On Thursday, Whitmer, DeWine and five other Midwest governors announced they would be coordinating to reopen their state economies. The announcement made clear that governors will work with experts to take "fact-based, data-driven approach" to reopening economies in order to protect against further spread of the virus.
Whitmer reiterated that during her GMA interview Friday morning, "Each decision we make is supported by the science, by the facts, and is in the best interest of the health of the people -- because that's ultimately what matter to our ability to ramp up our economy again and avoid a second wave, which would be devastating."

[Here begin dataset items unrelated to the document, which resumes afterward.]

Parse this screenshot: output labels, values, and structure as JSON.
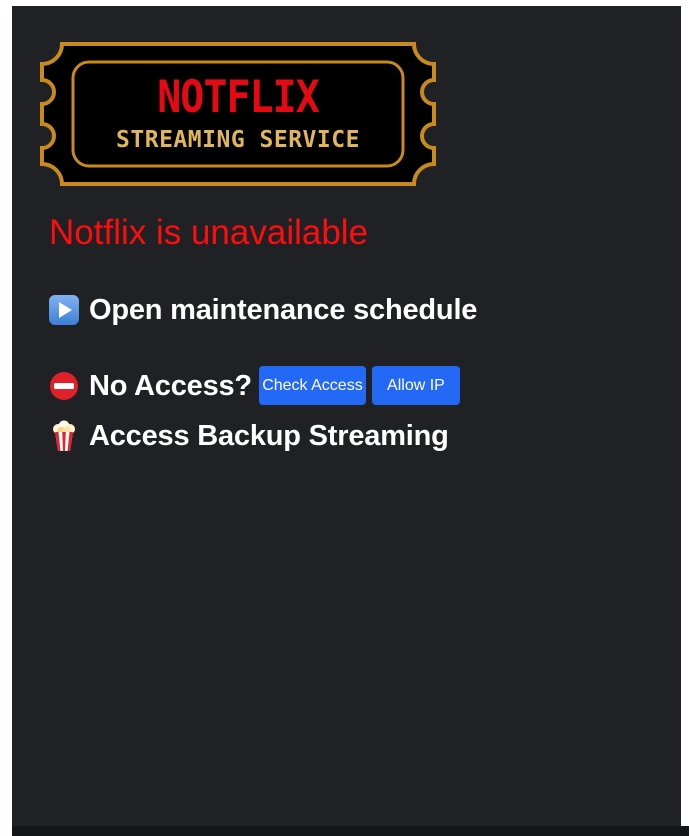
{
  "logo": {
    "title": "NOTFLIX",
    "subtitle": "STREAMING SERVICE",
    "colors": {
      "ticket_fill": "#000000",
      "ticket_border": "#c88a1c",
      "title_color": "#e50914",
      "subtitle_color": "#e0b65a"
    }
  },
  "headline": "Notflix is unavailable",
  "colors": {
    "background": "#1f2125",
    "headline": "#ff0d0d",
    "text": "#ffffff",
    "button": "#2469f5"
  },
  "items": {
    "maintenance": {
      "icon": "play-button-icon",
      "label": "Open maintenance schedule"
    },
    "access": {
      "icon": "no-entry-icon",
      "label": "No Access?",
      "check_button": "Check Access",
      "allow_button": "Allow IP"
    },
    "backup": {
      "icon": "popcorn-icon",
      "label": "Access Backup Streaming"
    }
  }
}
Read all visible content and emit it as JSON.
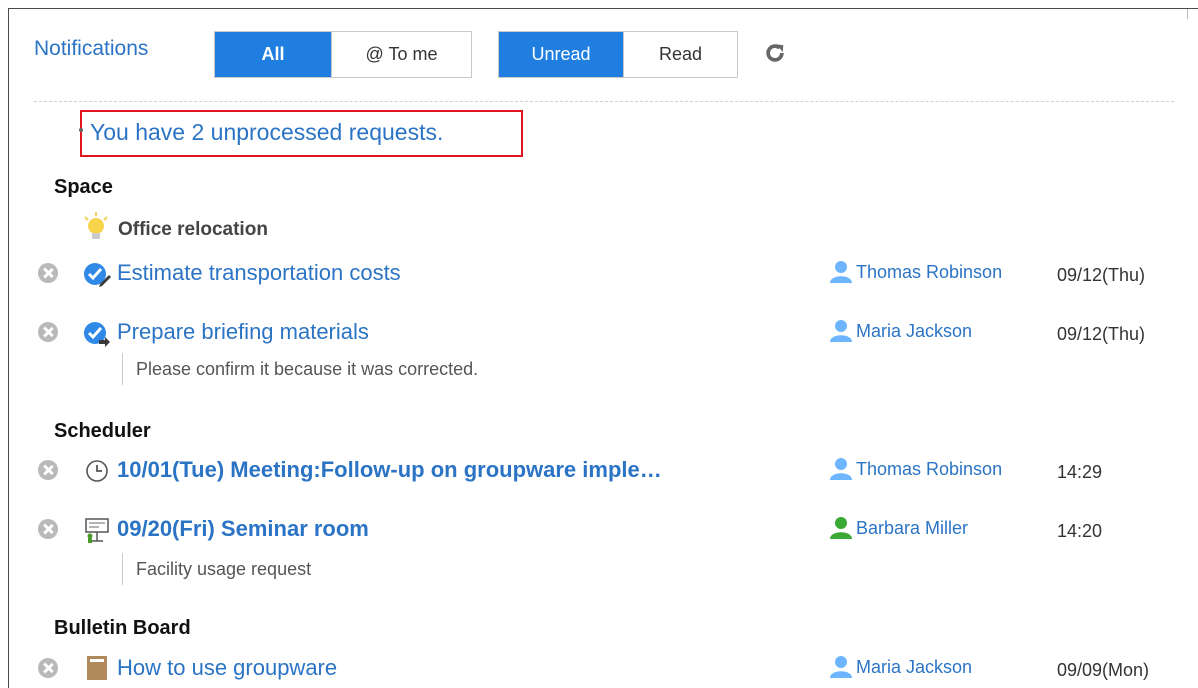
{
  "toolbar": {
    "title": "Notifications",
    "filter_all": "All",
    "filter_to_me": "@ To me",
    "filter_unread": "Unread",
    "filter_read": "Read"
  },
  "notice": {
    "text": "You have 2 unprocessed requests."
  },
  "colors": {
    "link": "#2b74c5",
    "active_button": "#1f7ee0",
    "highlight_border": "#e0141c",
    "close_button": "#b9b9b9"
  },
  "sections": {
    "space": {
      "title": "Space",
      "app_title": "Office relocation",
      "items": [
        {
          "icon": "todo-check-icon",
          "title": "Estimate transportation costs",
          "user": "Thomas Robinson",
          "date": "09/12(Thu)"
        },
        {
          "icon": "todo-forward-icon",
          "title": "Prepare briefing materials",
          "user": "Maria Jackson",
          "date": "09/12(Thu)",
          "comment": "Please confirm it because it was corrected."
        }
      ]
    },
    "scheduler": {
      "title": "Scheduler",
      "items": [
        {
          "icon": "clock-icon",
          "title": "10/01(Tue) Meeting:Follow-up on groupware imple…",
          "user": "Thomas Robinson",
          "date": "14:29"
        },
        {
          "icon": "facility-icon",
          "title": "09/20(Fri) Seminar room",
          "user": "Barbara Miller",
          "date": "14:20",
          "comment": "Facility usage request"
        }
      ]
    },
    "bulletin": {
      "title": "Bulletin Board",
      "items": [
        {
          "icon": "bulletin-icon",
          "title": "How to use groupware",
          "user": "Maria Jackson",
          "date": "09/09(Mon)"
        }
      ]
    }
  }
}
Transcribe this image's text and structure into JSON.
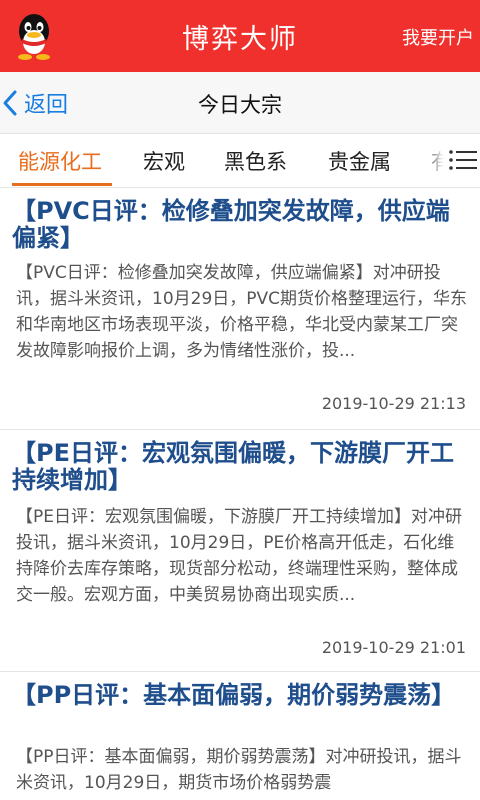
{
  "header": {
    "app_title": "博弈大师",
    "open_account": "我要开户",
    "logo_icon": "qq-penguin-icon",
    "bg_color": "#f0302c"
  },
  "nav": {
    "back_label": "返回",
    "page_title": "今日大宗"
  },
  "tabs": [
    {
      "label": "能源化工",
      "active": true
    },
    {
      "label": "宏观",
      "active": false
    },
    {
      "label": "黑色系",
      "active": false
    },
    {
      "label": "贵金属",
      "active": false
    },
    {
      "label": "有",
      "active": false
    }
  ],
  "accent_color": "#e86d1d",
  "articles": [
    {
      "headline": "【PVC日评：检修叠加突发故障，供应端偏紧】",
      "summary": "【PVC日评：检修叠加突发故障，供应端偏紧】对冲研投讯，据斗米资讯，10月29日，PVC期货价格整理运行，华东和华南地区市场表现平淡，价格平稳，华北受内蒙某工厂突发故障影响报价上调，多为情绪性涨价，投...",
      "time": "2019-10-29 21:13"
    },
    {
      "headline": "【PE日评：宏观氛围偏暖，下游膜厂开工持续增加】",
      "summary": "【PE日评：宏观氛围偏暖，下游膜厂开工持续增加】对冲研投讯，据斗米资讯，10月29日，PE价格高开低走，石化维持降价去库存策略，现货部分松动，终端理性采购，整体成交一般。宏观方面，中美贸易协商出现实质...",
      "time": "2019-10-29 21:01"
    },
    {
      "headline": "【PP日评：基本面偏弱，期价弱势震荡】",
      "summary": "【PP日评：基本面偏弱，期价弱势震荡】对冲研投讯，据斗米资讯，10月29日，期货市场价格弱势震",
      "time": ""
    }
  ]
}
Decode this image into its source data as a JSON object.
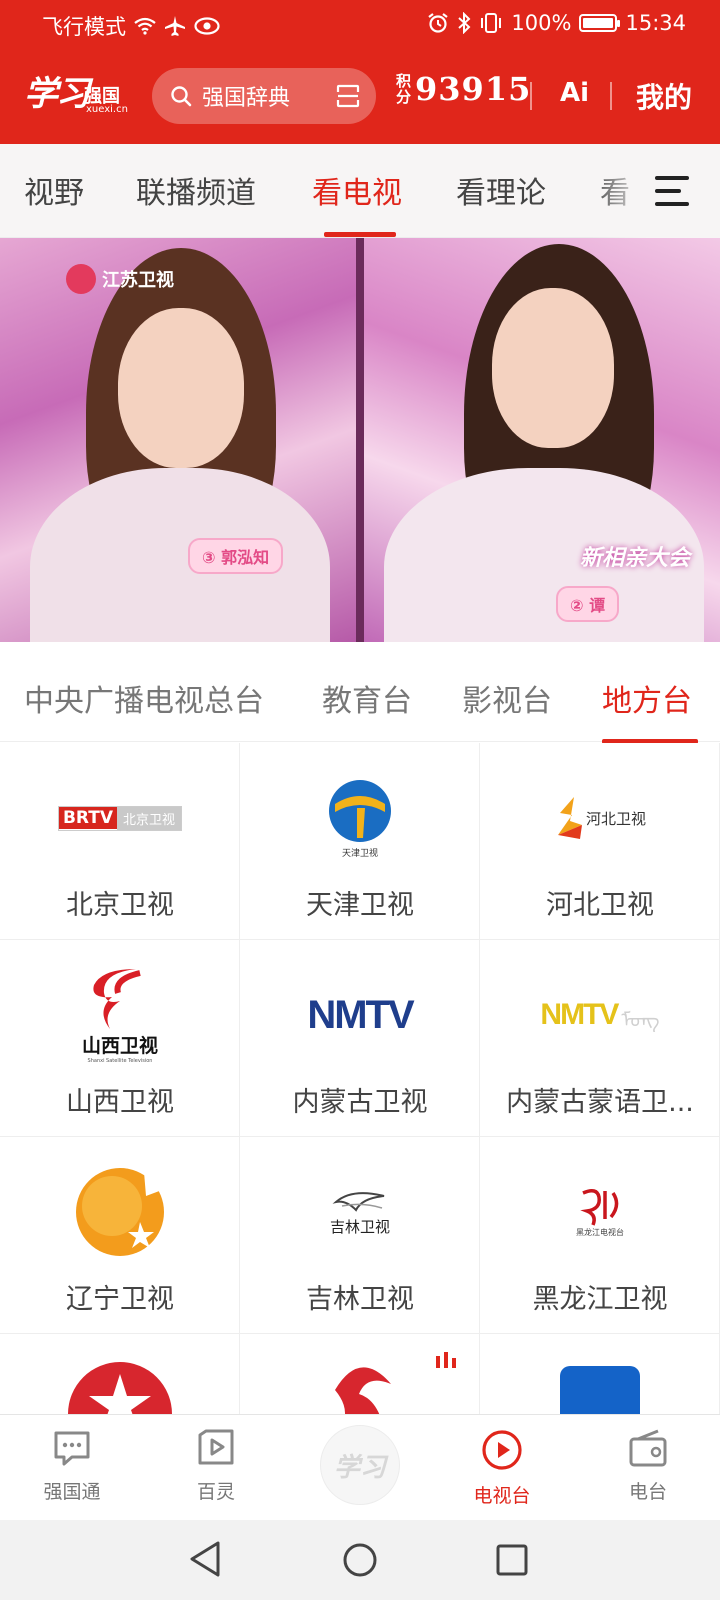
{
  "status_bar": {
    "mode": "飞行模式",
    "battery": "100%",
    "time": "15:34",
    "icons": [
      "wifi-icon",
      "airplane-icon",
      "eye-icon",
      "alarm-icon",
      "bluetooth-icon",
      "vibrate-icon",
      "battery-icon"
    ]
  },
  "header": {
    "logo_script": "学习",
    "logo_brand": "强国",
    "logo_domain": "xuexi.cn",
    "search_label": "强国辞典",
    "points_label_top": "积",
    "points_label_bottom": "分",
    "points_value": "93915",
    "ai_label": "Ai",
    "mine_label": "我的",
    "accent_color": "#e0261b"
  },
  "top_tabs": {
    "items": [
      "视野",
      "联播频道",
      "看电视",
      "看理论",
      "看"
    ],
    "active": "看电视"
  },
  "video": {
    "channel_logo": "江苏卫视",
    "tag_left": "③ 郭泓知",
    "tag_right": "② 谭",
    "show_mark": "新相亲大会"
  },
  "category_tabs": {
    "items": [
      "中央广播电视总台",
      "教育台",
      "影视台",
      "地方台"
    ],
    "active": "地方台"
  },
  "channels": [
    {
      "name": "北京卫视",
      "logo": "BRTV",
      "logo_sub": "北京卫视"
    },
    {
      "name": "天津卫视",
      "logo": "天津卫视"
    },
    {
      "name": "河北卫视",
      "logo": "河北卫视"
    },
    {
      "name": "山西卫视",
      "logo": "山西卫视",
      "logo_sub": "Shanxi Satellite Television"
    },
    {
      "name": "内蒙古卫视",
      "logo": "NMTV"
    },
    {
      "name": "内蒙古蒙语卫...",
      "logo": "NMTV"
    },
    {
      "name": "辽宁卫视",
      "logo": ""
    },
    {
      "name": "吉林卫视",
      "logo": "吉林卫视"
    },
    {
      "name": "黑龙江卫视",
      "logo": "黑龙江电视台"
    },
    {
      "name": "",
      "logo": ""
    },
    {
      "name": "",
      "logo": ""
    },
    {
      "name": "",
      "logo": ""
    }
  ],
  "bottom_nav": {
    "items": [
      {
        "label": "强国通",
        "icon": "chat-icon"
      },
      {
        "label": "百灵",
        "icon": "play-square-icon"
      },
      {
        "label": "学习",
        "icon": "xuexi-logo-icon"
      },
      {
        "label": "电视台",
        "icon": "tv-play-icon"
      },
      {
        "label": "电台",
        "icon": "radio-icon"
      }
    ],
    "active": "电视台"
  }
}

Stephanopoulos also asked about the criticism Whitmer has faced in recent days, noting four sheriffs, from Leelanau, Benzie, Manistee and Mason counties, who recently said Whitmer's orders were "overstepping" her authority and would not strictly enforce Whitmer's orders. Last week, the governor extended the Stay Home, Stay Safe order until May 1 and placed even tighter restrictions on grocery stores and residents to mitigate the spread of the coronavirus.
"If it makes people feel better to take their frustrations out on me, that's fine. All I ask is let's not get overly political," Whitmer responded. "With each of these orders, they weigh heavily on me. I know that when I closed bars there are going to be people who are laid off, when I pulled kids out of school there are kids who aren't getting the the education they need or the meals that they come to rely on.
Whitmer continued on says there's a price that's paid. "I know that there are a lot of businesses and and people that are hurting right now. But the fact of the matter is, it's better to be six feet apart right now than six feet under and that is the whole point of this. We've got to save lives, every life matters."